Man kann es sogar eine Ebene höher ansiedeln: China und die USA ringen um die Durchsetzung von Werten, um die Überlegenheit ihrer Gesellschaftssysteme. Es geht um nicht weniger als die Frage, ob eine freiheitlich-demokratische Regierungsform am Ende stärker ist als ein autoritär-unfreies System. Es geht darum, ob eine offene Gesellschaft eher zur Korrektur und Selbstverbesserung in der Lage ist als eine unfreie, gelenkte Gesellschaft.

Die zeitgleiche Besetzung der Führung hat offenbart, dass beide Nationen Grund zur inneren Revision haben. Das chinesische System ist an einem gefährlichen Punkt angelangt. Zu viele Kräfte wirken gegeneinander und entladen sich unkontrolliert. Die Partei erhebt einen umfassenden Machtanspruch – aber worauf?

Auch China hat die Wahl

In der Partei toben die Auseinandersetzungen über den Grad der Öffnung, über Transparenz, am Ende über die Preisgabe von Macht. Ganz oben auf der Liste der Gefahren steht die Sorge um die Einheit des Landes. Die Einheit Chinas ist nicht garantiert. Der Separatismus entlang ethnischer Grenzen ist allgegenwärtig. Gefährlicher aber ist die gärende Unzufriedenheit, die sich quer durch die Gesellschaft zieht und durch das bohrende Gefühl großer Ungerechtigkeiten ausgelöst wird.

Amerika leidet eher unter ideologischen Bruchlinien. Die sind nicht minder gefährlich, weil sie nun zwei Jahre lang das Land politisch gelähmt haben. Zerbrechen wird Amerika darüber nicht, aber es verliert seine Kraft.
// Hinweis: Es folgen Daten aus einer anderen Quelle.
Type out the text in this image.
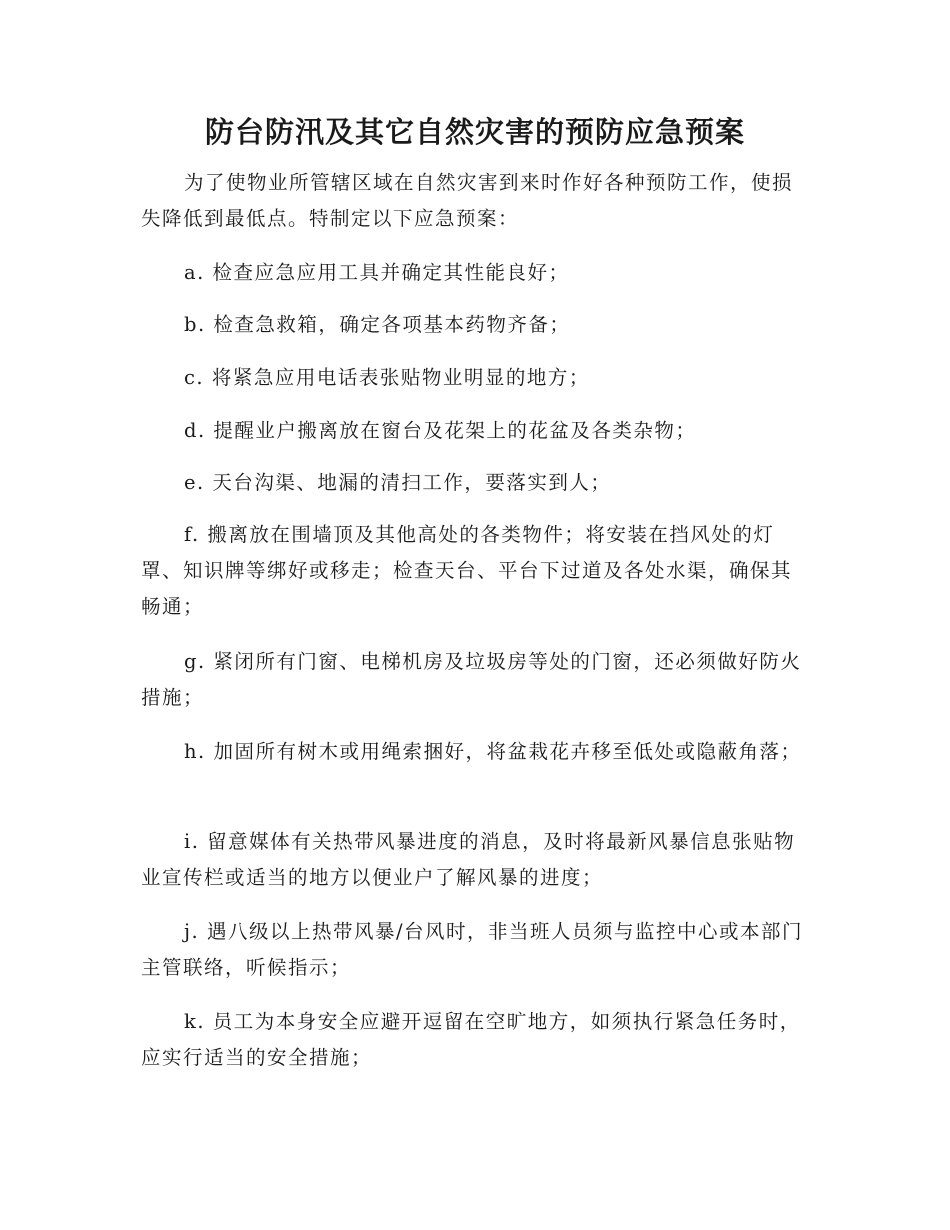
防台防汛及其它自然灾害的预防应急预案

为了使物业所管辖区域在自然灾害到来时作好各种预防工作，使损失降低到最低点。特制定以下应急预案：

a. 检查应急应用工具并确定其性能良好；

b. 检查急救箱，确定各项基本药物齐备；

c. 将紧急应用电话表张贴物业明显的地方；

d. 提醒业户搬离放在窗台及花架上的花盆及各类杂物；

e. 天台沟渠、地漏的清扫工作，要落实到人；

f. 搬离放在围墙顶及其他高处的各类物件；将安装在挡风处的灯罩、知识牌等绑好或移走；检查天台、平台下过道及各处水渠，确保其畅通；

g. 紧闭所有门窗、电梯机房及垃圾房等处的门窗，还必须做好防火措施；

h. 加固所有树木或用绳索捆好，将盆栽花卉移至低处或隐蔽角落；

i. 留意媒体有关热带风暴进度的消息，及时将最新风暴信息张贴物业宣传栏或适当的地方以便业户了解风暴的进度；

j. 遇八级以上热带风暴/台风时，非当班人员须与监控中心或本部门主管联络，听候指示；

k. 员工为本身安全应避开逗留在空旷地方，如须执行紧急任务时，应实行适当的安全措施；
Wer am Ende gewinnen wird? Die Welt hat weder ein Interesse am Niedergang der USA noch an einem inneren Kollaps Chinas. Aber das chinesische System steht unbestritten unter größerem Druck, es kann auf die Krise nur mit Repression reagieren. Solange die Partei den Mut zur Freiheit nicht aufbringt, werden sich die Spannungen immer an ihr entladen. In den USA sorgt das System für Entladung. Amerika hat sich die Freiheit schon genommen. Es hatte ja die Wahl.